New Year's Day will be an all-NFL affair this year. Even those who couldn't really care are saying, So? That’s what happens when New Year's Day falls on a Sunday. (Only twice this past decade.) So why not let the colleges play on New Year’s Day, and move the pros to the next day. It’s not like they’ve never played on Monday.
But the Sunday thing only masks the real trouble with college bowl games. It's been brewing for a while now, and like everything, we won’t bother to address it until it's too far gone to fix. Just like budget deficits, pollution, derivatives or civility between Republicans and Democrats.
Champions of the Bowl Championship Selection process are now collectively staring over the tops of their eyeglasses in consternation. They’re quite proud of their accomplishments of the last decade or so. On their website they refer to their program as one of the most successful events in the history of college football.

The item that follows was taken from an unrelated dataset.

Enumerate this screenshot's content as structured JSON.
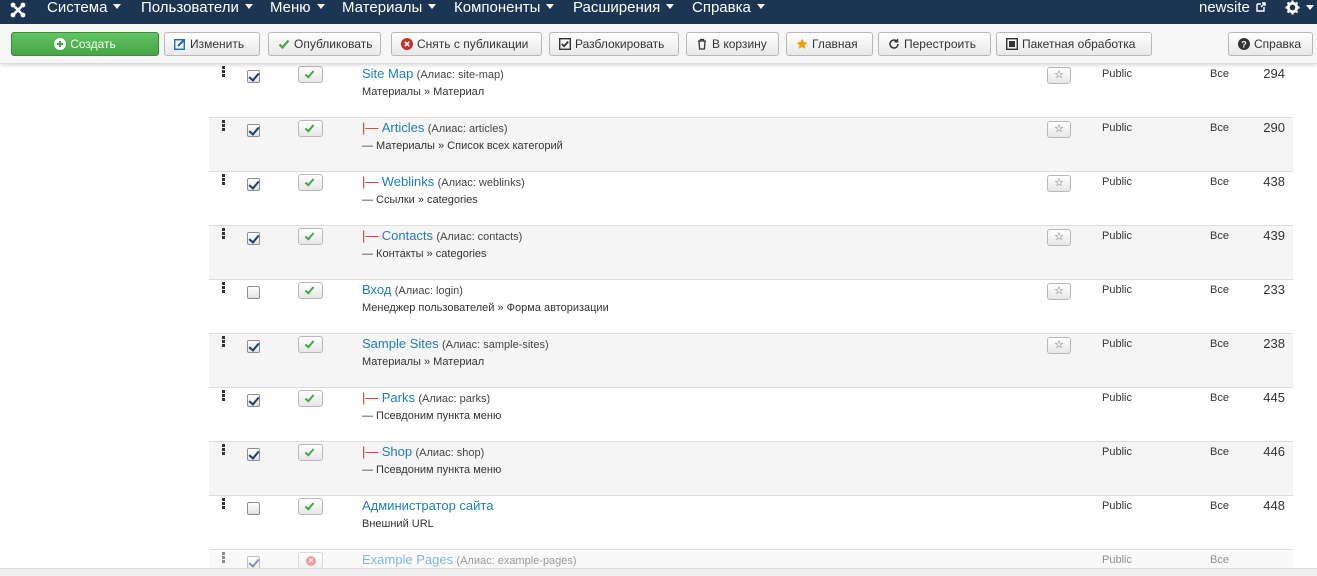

“Thanks to the BCS,” they note, “the top two teams have played each other 12 times in 12 years by BCS measurements and nine times in the last 12 according to the AP pollincluding the last six years in a row. Additionally, (the BCS) has provided more access to the major bowls for all eleven conferences, more television exposure, and more postseason revenue than ever before.”
Roy Riegels running the wrong way in the 1929 Rose Bowl. The Cal center rumbled 65 yards after picking up a Georgia Tech fumble, only towards the his own goal line rather than Tech's. The college bowl system may be headed in the wrong direction as well.
All that may be true. (Although a majority of people still want to see a playoff system. You can’t please everybody. It seems like the BCS can’t even please a majority.) But it sure has become all about the Benjamins.
Mawkishly sentimental traditionalists are left feeling a little like Hotelier Max Kellerman in
Dirty Dancing when he tells (
the) Charles 'Honi' Coles right before the big closing number,: “Somehow it all feels like it's slipping away.“ Things really have gotten a little out of control, and all in service to the higher cause of financial gain.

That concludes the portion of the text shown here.